The group was formed in 1944 and served as a body of supporters within the film industry that were willing to testify publicly against possible Communists in front of HUAC. Prominent members of the Alliance included Ward Bond, Gary Cooper, Cecil B. DeMille, Walt Disney, Victor Fleming, Clark Gable, Leo McCarey, Adolphe Menjou, Morrie Ryskind, Ronald Reagan, Robert Taylor, King Vidor, John Wayne and Sam Wood
[edit] Ayn Rand participation
Ayn Rand, who emigrated from Russia, wrote a pamphlet for the Alliance, entitled Screen Guide for Americans, where she wrote:
The purpose of the Communists in Hollywood is not the production of political movies openly advocating Communism.
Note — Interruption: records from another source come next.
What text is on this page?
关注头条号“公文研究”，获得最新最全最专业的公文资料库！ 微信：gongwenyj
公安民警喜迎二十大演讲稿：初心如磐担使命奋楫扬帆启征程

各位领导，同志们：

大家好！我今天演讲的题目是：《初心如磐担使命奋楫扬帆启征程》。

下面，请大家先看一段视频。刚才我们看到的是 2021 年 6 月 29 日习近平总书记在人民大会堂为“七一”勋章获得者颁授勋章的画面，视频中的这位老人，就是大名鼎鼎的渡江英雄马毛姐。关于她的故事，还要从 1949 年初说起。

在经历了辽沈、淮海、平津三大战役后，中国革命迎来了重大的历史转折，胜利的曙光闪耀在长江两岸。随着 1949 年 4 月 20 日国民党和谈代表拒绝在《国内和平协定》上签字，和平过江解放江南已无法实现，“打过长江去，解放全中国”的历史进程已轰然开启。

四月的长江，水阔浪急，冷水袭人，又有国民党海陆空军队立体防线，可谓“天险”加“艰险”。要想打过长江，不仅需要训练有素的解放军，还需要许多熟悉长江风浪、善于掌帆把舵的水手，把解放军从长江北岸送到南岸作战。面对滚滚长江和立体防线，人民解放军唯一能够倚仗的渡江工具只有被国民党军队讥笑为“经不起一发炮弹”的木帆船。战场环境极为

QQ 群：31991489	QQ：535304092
Their purpose is to corrupt our moral premises by corrupting non-political movies—by introducing small, casual bits of propaganda into innocent stories—thus making people absorb the basic principles of Collectivism by indirection and implication.
The principle of free speech requires that we do not use police force to forbid the Communists the expression of their ideas—which means that we do not pass laws forbidding them to speak. But the principle of free speech does not require that we furnish the Communists with the means to preach their ideas, and does not imply that we owe them jobs and support to advocate our own destruction at our own expense
Texts taken from The Passion of Ayn Rand by Barbara Branden, p. 199.